Charles Parsons has a new book out, Philosophy of Mathematics in the Twentieth Century
a collection of his essays (all but one, I think, previously published but with some new postscripts). Here’s the table of contents. So there is a broad unity of theme, but there should be enough variation of topic between the various essays to maintain interest.
Parsons is always worth reading and thinking about, and can write extremely lucidly. So I’m going to be reviewing this for Mind, since I’ll enjoy the chance of re-reading some of these essays, and catching up with those I haven’t read before. My plan is to post about some thoughts on the essays in order, starting about three weeks hence.
I’m announcing this in advance to give you a chance to get a copy of the book (or persuade your librarian to do a rush acquisition). I do hope some will be inspired to join in discussion in the comments.

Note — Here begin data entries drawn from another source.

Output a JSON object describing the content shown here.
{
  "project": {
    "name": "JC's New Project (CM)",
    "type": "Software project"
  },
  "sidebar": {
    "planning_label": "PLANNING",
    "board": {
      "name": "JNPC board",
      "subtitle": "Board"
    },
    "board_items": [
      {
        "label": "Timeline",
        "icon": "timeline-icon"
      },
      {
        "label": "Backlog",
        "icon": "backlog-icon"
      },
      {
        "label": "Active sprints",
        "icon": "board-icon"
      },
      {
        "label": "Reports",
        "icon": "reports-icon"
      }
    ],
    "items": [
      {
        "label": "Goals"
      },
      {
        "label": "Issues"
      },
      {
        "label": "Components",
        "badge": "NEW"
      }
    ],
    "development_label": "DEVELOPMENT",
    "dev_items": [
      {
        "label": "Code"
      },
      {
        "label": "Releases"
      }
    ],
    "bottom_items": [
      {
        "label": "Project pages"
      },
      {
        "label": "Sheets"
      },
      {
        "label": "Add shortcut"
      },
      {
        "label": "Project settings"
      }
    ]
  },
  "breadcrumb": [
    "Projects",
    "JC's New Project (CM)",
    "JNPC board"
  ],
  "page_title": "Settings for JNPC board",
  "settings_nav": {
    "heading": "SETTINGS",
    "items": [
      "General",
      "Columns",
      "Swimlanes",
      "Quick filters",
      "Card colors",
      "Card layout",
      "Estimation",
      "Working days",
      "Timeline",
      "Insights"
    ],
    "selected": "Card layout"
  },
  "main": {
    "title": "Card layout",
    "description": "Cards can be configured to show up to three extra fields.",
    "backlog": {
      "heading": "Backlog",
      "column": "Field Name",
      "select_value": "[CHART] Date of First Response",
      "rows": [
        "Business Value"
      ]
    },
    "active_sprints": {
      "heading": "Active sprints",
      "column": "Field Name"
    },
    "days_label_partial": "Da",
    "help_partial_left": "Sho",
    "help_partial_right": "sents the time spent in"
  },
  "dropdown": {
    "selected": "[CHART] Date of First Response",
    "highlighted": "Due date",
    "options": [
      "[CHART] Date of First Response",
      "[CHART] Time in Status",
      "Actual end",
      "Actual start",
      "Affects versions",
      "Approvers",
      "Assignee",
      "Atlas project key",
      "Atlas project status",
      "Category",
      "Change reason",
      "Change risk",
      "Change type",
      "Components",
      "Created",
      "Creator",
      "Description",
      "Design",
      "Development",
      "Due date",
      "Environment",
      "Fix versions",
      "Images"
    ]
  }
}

5 thoughts on “Charles Parsons’s new book — let’s discuss it!”
Now that you’ve set my summer reading project (and now that grading, committees and various other tasks are done or postponable ) are you envisioning reading the Parsons in page order or some other?
(I downloaded the Hacking, which was, at least in the pages I managed to get through, unpleasant reading. Every page had at least one sentence that brought me to a screeching halt; and not in a good way.)
When I had a quick look through the book (I’m away right now) I didn’t spot a compelling reason for not going through more or less in order.
Sounds excellent. I’ve been eager to read Parsons’s for a while, this will be a good excuse to start doing it.
Well-timed (for me) since I was about to order it. (And, in doing that, saw that Ian Hacking has a new book on φmath: Why Is There Philosophy of Mathematics At All? What do we know of it?)
Yes, I picked up a copy of Hacking’s book in the CUP bookshop a few weeks ago and started reading. But it is, erm, quirky … And having put it aside before I was away on holiday, I haven’t taken it up again.